La app di TikTok pronta per essere scaricata

Tutti a demonizzare TikTok e i social network, ma cosa dovrebbero pensare quei bambini oggi ragazzini, per anni testimoni della propria impotente (s)vendita online?

di Luca Ferrari

Sono un genitore e non ho mai postato foto di mio figlio sui social network. Lavoro (anche) come Social Media Editor. Sono presente da anni su Facebook, Twitter, Instagram, Pinterest e Linkedin. Credete che non mi sarebbe piaciuto pubblicare in rete foto di mio figlio? Assolutamente si, ma non l'ho mai fatto perché ho pensato prima a lui e poi al mio ego. Quando nacque, a costo anche di sembrare antipatico, fui inflessibile con i miei amici e qualsiasi contatto lo incrociasse sul proprio monitor telefonico: chiunque lo posta in rete, lo denuncio!

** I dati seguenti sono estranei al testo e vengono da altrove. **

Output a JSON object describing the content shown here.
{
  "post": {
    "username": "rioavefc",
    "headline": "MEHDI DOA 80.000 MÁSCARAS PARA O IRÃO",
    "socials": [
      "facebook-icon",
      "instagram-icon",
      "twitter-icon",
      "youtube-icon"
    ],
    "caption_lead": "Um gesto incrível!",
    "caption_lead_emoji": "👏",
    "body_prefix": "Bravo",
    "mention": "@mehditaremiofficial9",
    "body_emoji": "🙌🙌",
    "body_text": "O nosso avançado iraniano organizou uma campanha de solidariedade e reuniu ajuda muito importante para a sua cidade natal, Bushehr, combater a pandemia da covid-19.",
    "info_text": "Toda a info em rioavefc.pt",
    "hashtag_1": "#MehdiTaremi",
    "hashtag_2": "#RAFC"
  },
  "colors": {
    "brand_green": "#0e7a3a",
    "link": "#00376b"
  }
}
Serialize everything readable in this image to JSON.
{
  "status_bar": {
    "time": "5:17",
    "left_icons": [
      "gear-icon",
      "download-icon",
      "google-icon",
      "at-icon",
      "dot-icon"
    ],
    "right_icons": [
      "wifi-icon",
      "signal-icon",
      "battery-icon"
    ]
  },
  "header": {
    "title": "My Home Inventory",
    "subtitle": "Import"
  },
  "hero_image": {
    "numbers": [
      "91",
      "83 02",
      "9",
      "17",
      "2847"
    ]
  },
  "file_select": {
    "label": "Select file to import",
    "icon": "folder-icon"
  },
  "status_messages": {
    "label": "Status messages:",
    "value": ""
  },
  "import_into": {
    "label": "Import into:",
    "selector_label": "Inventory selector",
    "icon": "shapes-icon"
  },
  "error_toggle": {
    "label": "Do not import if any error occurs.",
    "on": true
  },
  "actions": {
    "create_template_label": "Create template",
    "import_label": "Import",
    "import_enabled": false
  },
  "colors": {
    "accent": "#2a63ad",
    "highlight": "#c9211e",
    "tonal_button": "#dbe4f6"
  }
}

Sono passati quasi quattro anni da allora e conscio sempre più dei rischi, non ho cambiato opinione, anzi. Nonostante ciò, non c'è giornata in cui i social non si riempiano di foto di minori, anche piccolissimi. Gli adulti, coloro i quali li dovrebbero proteggere, ignorano/se ne fregano di tutti i rischi della situazione. In molti si difendono dicendo che utilizzano l'impostazione "amici" su Facebook e magari per Instagram bisogna richiederne la visualizzazione. Ottima strategia di autodifesa, certo, dimenticandosi due piccole tragiche realtà:

  1. Qualunque contenuto postiamo in rete, lo regaliamo all'azienda titolare del marchio che un giorno, se volesse, potrebbe fare un book fotografico e venderlo senza che gli autori possano dire alcunché.
  2. Un qualsiasi cracker capace di entrare nel nostro account, può tranquillamente accedere alle foto dei nostri figli e farne ciò che vuole (incluso venderle a pedofili, ndr) come ha di recente scritto Repubblica, seppur sbagliando la terminologia e parlando di hacker, che sono un'altra cosa.
Tutto questo però non sembra preoccupare i cosiddetti "adulti", che imperterriti postano foto su foto, restando sgomenti poi se qualche bambino utilizza applicazioni come TikTok fino alle più estreme conseguenze, com'è tragicamente accaduto alla giovanissima palermitana Antonella Sicomoro. Quindi, cerchiamo di ricapitolare: un bambino si vede pubblicato sui social network per anni da mamma, papà, zii, amici, etc. e poi dovrebbe avere la maturità per dire "No, non mi interessano perché un uso scorretto mi potrebbe nuocere contro?". E in tutto questo le aziende produttrici dei social che fanno? Niente, ovviamente. A loro cosa interessa, anzi. Fanno quello che le leggi consentono e la legislazione, italiana come di qualsiasi altra nazione, non vieta nulla.

Appurato il fallimento umano dinnanzi al "giocattolo social network", spetterebbe ai Governi proteggere i più piccoli, vietando la pubblicazione di foto dei minori in rete. Finché la questione non sarà affrontata con serietà e determinazione, la situazione potrà solo peggiorare. Nei prossimi dieci anni verranno create nuove applicazione di condivisione istantanea e il web si popolerà di minori, già online appena venuti al mondo, spianando (anche) la strada a quel cyberbullismo che, invano, si sta cercando di contenere. I primi rigurgiti del mostro però, come troppo spesso accade, non vengono da fuori e/o in qualche comodo ufficio della Silicon Valley, ma tra le placide mura domestiche.